# Sample Weights

Last updated

Last updated

In financial time series, the samples in the training set do not contain equal amounts of information, ideally the model would focus on significant events. For example, samples wherein the subsequent period a large absolute return can be realised, are more interesting for the model than periods where small returns are made. In addition, it makes intuitive sense that recent information is more valuable than dated information in financial markets. It therefore desirable for the model to place more emphasis on recent information than dated information.

These two concepts can be formalised by calculating sample weights for each sample. These weights are then used by the model to place more emphasis on samples with a high weight.

**Return Attribution**

To calculate the sample weight based on the sample's return, we transform the prices to log prices such that the sum of log prices is approximately equal to the return over that period.
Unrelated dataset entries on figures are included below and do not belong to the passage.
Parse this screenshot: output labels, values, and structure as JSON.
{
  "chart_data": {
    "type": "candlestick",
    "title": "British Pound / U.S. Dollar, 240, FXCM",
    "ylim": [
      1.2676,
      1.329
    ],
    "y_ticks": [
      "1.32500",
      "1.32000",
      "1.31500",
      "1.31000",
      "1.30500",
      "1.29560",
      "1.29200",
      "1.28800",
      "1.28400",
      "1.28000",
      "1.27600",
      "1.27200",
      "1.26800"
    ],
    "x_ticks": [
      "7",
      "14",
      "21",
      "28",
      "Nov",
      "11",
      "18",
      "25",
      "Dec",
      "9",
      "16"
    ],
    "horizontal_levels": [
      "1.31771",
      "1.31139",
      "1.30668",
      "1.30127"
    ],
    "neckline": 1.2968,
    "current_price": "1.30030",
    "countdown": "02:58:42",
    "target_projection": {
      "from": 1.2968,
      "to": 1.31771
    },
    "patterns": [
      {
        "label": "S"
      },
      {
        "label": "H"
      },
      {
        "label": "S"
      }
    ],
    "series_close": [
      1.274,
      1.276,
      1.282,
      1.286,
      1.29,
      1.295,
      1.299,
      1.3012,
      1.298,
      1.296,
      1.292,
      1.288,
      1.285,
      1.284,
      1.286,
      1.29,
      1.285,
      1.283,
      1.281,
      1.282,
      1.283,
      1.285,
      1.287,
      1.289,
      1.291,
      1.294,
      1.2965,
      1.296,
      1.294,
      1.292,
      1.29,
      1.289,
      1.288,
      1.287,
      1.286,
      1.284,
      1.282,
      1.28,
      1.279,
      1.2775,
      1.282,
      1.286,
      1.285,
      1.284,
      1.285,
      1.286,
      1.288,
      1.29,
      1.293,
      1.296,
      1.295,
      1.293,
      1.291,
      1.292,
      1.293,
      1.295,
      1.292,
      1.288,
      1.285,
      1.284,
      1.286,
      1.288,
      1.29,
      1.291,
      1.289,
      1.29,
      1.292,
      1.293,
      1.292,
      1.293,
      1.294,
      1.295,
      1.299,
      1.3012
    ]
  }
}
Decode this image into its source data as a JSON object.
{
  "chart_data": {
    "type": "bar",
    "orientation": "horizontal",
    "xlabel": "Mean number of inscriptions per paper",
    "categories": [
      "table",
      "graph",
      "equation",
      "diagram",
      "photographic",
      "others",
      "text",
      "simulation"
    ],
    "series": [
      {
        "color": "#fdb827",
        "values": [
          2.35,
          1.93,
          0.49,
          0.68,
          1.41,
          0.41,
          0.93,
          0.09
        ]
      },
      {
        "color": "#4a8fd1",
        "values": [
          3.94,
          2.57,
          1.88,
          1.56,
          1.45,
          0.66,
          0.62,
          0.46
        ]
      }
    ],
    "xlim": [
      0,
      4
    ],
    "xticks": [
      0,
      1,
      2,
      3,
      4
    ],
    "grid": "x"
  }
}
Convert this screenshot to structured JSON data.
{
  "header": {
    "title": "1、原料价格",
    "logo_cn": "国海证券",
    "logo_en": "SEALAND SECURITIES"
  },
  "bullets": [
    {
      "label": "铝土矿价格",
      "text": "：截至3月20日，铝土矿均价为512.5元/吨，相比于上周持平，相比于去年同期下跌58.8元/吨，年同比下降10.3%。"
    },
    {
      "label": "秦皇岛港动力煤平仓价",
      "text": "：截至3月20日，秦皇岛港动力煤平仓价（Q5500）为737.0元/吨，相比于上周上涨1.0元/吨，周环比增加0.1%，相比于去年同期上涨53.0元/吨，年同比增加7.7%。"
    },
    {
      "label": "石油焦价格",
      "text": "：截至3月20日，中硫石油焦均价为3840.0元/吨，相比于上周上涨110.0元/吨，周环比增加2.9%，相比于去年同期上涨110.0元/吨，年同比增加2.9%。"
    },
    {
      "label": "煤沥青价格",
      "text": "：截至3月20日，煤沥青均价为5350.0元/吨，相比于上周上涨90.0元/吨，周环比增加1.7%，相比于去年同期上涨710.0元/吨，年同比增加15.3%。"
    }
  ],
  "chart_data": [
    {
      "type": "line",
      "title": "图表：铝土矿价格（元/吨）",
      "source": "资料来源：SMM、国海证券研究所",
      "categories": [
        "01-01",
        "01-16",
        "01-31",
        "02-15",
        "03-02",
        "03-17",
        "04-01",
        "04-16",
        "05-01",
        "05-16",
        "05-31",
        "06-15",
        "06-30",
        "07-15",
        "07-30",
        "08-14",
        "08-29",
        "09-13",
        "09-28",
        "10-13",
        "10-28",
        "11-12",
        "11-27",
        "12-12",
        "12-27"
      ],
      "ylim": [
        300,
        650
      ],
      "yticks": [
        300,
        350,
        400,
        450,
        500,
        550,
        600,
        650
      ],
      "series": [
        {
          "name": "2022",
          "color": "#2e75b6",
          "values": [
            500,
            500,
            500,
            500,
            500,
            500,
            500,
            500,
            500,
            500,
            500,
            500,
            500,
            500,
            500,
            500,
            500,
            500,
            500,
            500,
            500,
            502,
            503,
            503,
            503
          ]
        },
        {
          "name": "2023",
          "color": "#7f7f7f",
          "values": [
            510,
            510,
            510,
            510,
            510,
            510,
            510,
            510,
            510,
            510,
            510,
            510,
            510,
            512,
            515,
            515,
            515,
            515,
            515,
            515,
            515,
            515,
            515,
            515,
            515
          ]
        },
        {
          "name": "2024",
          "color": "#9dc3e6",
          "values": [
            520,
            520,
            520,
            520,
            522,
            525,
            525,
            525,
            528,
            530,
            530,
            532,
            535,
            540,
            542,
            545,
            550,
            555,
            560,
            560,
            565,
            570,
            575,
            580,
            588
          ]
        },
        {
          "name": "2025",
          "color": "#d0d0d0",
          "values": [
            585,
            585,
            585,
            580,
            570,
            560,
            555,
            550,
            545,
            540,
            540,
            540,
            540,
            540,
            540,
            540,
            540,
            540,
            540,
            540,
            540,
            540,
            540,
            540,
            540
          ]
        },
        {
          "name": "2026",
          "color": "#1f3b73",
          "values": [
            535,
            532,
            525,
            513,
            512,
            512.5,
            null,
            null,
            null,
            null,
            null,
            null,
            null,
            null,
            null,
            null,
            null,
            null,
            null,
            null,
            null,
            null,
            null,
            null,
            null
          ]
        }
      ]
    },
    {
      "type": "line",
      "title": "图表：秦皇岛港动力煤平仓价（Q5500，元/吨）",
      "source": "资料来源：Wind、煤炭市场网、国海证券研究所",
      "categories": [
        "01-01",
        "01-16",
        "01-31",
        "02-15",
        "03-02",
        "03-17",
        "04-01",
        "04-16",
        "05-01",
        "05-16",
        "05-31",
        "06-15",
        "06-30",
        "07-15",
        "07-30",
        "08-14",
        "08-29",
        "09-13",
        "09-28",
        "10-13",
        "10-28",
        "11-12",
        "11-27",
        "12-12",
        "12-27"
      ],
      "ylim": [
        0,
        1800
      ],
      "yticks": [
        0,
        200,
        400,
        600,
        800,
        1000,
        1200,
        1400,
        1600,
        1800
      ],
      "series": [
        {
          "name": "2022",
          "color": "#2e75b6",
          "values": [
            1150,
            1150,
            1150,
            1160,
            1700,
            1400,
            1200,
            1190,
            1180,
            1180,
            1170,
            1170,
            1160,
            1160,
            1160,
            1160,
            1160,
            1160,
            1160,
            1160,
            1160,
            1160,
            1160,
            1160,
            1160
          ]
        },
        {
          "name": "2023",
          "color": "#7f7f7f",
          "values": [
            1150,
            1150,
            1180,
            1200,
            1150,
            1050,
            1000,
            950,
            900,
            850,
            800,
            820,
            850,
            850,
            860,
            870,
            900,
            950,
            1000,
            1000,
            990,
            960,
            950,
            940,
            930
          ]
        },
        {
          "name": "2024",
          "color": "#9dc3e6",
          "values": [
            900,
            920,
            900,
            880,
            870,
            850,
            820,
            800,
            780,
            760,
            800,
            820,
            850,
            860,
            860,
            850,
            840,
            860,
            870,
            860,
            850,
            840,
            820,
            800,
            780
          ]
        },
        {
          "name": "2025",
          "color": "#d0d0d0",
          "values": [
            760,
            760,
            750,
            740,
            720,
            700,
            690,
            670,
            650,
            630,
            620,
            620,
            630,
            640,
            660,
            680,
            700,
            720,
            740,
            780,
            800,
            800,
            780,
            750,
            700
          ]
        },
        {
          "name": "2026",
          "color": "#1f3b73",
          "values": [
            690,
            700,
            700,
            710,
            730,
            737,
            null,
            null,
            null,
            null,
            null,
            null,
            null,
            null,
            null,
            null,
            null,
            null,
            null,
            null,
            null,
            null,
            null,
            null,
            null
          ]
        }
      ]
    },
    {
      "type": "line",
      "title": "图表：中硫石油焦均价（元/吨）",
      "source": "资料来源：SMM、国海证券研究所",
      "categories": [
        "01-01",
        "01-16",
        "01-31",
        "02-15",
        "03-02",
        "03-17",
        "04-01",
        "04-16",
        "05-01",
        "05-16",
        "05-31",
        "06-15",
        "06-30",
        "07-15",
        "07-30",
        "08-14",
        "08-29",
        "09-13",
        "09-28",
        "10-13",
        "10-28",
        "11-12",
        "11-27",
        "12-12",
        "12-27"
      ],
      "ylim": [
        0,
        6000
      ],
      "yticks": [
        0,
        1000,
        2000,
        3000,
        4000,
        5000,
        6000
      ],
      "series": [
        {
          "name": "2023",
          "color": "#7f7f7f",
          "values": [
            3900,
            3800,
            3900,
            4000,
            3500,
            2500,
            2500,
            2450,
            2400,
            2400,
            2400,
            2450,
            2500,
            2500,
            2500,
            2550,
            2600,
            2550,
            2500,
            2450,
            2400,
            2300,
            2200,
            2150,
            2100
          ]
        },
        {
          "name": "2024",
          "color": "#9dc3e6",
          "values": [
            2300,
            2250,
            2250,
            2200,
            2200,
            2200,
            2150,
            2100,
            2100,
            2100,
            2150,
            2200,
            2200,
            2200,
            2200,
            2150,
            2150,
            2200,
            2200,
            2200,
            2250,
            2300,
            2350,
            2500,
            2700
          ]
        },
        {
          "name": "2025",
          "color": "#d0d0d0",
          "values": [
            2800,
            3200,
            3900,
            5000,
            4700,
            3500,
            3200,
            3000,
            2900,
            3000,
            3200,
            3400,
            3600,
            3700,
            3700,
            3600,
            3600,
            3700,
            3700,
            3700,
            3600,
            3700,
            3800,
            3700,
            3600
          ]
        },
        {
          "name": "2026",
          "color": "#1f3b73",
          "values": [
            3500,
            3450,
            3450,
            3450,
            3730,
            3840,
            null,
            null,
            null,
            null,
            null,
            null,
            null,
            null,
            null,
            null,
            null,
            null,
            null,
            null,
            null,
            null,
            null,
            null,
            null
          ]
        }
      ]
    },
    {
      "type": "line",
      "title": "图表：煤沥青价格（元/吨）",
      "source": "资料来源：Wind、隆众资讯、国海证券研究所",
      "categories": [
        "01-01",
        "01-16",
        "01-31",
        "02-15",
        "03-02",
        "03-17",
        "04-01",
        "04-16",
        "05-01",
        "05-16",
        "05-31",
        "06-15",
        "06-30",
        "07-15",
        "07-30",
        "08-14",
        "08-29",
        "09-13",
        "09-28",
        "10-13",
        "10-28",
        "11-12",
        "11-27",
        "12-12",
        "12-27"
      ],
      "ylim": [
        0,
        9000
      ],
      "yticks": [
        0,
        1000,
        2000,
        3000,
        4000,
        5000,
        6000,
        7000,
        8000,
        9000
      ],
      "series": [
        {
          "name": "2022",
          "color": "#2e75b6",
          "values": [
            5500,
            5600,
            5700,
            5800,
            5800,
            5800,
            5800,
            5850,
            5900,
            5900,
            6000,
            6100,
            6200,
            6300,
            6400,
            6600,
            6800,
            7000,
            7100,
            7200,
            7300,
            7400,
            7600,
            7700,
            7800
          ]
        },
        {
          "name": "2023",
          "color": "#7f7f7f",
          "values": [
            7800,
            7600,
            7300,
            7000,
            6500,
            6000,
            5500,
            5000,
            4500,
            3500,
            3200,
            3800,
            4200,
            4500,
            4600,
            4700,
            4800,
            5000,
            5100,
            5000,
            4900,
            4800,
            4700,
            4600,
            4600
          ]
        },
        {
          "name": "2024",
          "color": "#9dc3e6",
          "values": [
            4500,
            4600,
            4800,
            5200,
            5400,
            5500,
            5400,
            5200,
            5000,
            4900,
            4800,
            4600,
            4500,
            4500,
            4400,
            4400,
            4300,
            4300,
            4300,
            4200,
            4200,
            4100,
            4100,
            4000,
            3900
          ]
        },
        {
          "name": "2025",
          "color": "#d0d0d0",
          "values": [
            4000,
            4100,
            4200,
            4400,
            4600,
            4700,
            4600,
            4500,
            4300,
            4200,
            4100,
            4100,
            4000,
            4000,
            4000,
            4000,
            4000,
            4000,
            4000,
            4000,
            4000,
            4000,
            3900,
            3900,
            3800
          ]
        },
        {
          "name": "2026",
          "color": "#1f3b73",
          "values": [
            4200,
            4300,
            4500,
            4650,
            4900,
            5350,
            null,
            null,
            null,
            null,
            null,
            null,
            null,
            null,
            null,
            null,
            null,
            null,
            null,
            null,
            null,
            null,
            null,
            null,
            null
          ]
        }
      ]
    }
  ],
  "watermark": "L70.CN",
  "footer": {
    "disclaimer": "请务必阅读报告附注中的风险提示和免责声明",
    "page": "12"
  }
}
The weight for sample$i$with a lifespan between $[t_{i,1}, t_{i,2}]$ can be calculated as follows

$\widetilde{w}_i = \bigg|\sum_{t=t_{i,0}}^{t_{i,1}}\dfrac{r_{t-1, t}}{c_t}\bigg| \\
w_i = \dfrac{\widetilde{w}_i}{\sum_{j=1}^{I}\widetilde{w}_j}$

where $c_t$is the number of concurrent events, i.e. the number of samples that (partially) overlap in the period $[t-1, t]$. The weights are then normalised such that they sum one.

**Time Decay**

It is possible to assign more weight to recent samples than older samples by calculating time decay factor $d \ge 0.$To calculate these time decay factors, we use the array with the average uniqueness $\bar{u}_i,$where the most recent sample always receives a weight of 1. The user can control the amount of time decay with parameter $c \in (-1, 1].$The weight of the oldest sample is $c,$ for $c\in[0,1].$ When $c \in (-1, 0),$the decay factor is 0 for some samples, which implies the model will fully ignore these samples. For other samples, the decay factor can be computed with a linear piecewise function defined as

$d=\max(0, a + b x) \\ a=1-b\sum_{i=1}^{I}\bar{u}_i \\b = \dfrac{1-c}{\sum_{i=1}^{I}\bar{u}_i}, \forall c \in [0, 1] \\ b =\bigg[(c+1)\sum_{i=1}^{I}\bar{u}_i\bigg]^{-1}, \forall c \in (-1, 0)$